After financial crisis, however, the new, right hand, line had been drawn by higher unemployment rate with relatively high job opening rate. People said this a structural problem changed labor market map. The gap between these two lines means deteriorated potential for economy, so long-end bonds rates had been lowered although labor markets showed somewhat solid growth.
But, in July, JOLTS job opening rate year by year recorded the highest level since 2000s, even remaining on the current, right hand side, line. Moreover, as we know, unemployment rate in August slept further to 5.1% from 5.3% in July, pointing narrower spread between left and right lines, if we assume job opening rate holds in August.
In fact, as consider more factors about structural problems including work force or part time job ratio, we should draw this picture with U-6 unemployment which is focused by Ms.
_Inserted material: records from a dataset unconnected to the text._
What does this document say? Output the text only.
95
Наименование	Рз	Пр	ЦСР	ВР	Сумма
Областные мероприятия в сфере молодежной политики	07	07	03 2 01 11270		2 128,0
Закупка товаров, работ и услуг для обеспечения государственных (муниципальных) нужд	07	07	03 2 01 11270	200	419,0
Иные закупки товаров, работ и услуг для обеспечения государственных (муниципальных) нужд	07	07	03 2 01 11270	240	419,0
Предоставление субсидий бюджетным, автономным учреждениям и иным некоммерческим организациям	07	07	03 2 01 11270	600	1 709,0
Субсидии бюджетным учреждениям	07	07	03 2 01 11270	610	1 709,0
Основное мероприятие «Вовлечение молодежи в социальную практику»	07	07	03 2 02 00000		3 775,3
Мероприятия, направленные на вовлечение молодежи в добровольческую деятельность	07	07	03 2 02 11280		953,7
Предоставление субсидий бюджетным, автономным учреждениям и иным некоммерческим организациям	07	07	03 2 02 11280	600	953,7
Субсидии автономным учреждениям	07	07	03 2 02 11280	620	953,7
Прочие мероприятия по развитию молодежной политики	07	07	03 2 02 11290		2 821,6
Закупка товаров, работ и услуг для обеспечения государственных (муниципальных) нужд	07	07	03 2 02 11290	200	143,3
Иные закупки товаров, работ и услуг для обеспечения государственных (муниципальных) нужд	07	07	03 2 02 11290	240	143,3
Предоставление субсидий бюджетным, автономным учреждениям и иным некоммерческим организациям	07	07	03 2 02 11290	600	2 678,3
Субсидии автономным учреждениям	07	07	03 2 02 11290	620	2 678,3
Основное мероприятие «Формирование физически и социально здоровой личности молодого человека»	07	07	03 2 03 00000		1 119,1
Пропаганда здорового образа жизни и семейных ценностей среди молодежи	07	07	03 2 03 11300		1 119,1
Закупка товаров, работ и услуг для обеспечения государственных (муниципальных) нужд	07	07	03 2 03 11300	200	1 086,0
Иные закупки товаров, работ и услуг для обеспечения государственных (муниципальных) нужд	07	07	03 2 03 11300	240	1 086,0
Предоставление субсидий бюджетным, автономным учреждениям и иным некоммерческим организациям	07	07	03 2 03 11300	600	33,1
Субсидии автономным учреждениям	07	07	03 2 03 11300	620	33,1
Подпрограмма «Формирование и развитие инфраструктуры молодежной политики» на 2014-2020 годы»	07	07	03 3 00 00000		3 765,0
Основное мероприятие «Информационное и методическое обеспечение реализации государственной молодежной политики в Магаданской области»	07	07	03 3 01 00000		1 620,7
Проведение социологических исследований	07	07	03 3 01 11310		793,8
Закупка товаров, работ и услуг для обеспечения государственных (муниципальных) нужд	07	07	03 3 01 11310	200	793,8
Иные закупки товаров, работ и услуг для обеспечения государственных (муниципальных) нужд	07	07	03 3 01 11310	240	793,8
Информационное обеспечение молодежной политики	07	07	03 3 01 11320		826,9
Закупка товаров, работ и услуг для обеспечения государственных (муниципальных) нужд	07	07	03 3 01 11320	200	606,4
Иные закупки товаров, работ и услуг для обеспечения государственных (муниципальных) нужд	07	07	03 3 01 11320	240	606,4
Yellen, the chairwoman of Fed. The pace of dropping U-6 unemployment rate is slower than (U-3) unemployment rate. In August, U-6 rate fell only 0.1%p from previous month, lower than U-3 rate with 0.2%p decline.
But I think the possibility that we maybe are on a inflection point about labor market with Beveridge curve. As we saw lower unemployment rate despite slower payroll gains in August, unemployment rate could fall further and more rapidly, even though job gains number hardly be accelerated.
Surely, I couldn't predict how the unemployment fall further.
But, this possibility of inflection point could push long-end interest rate higher with a rapid pace.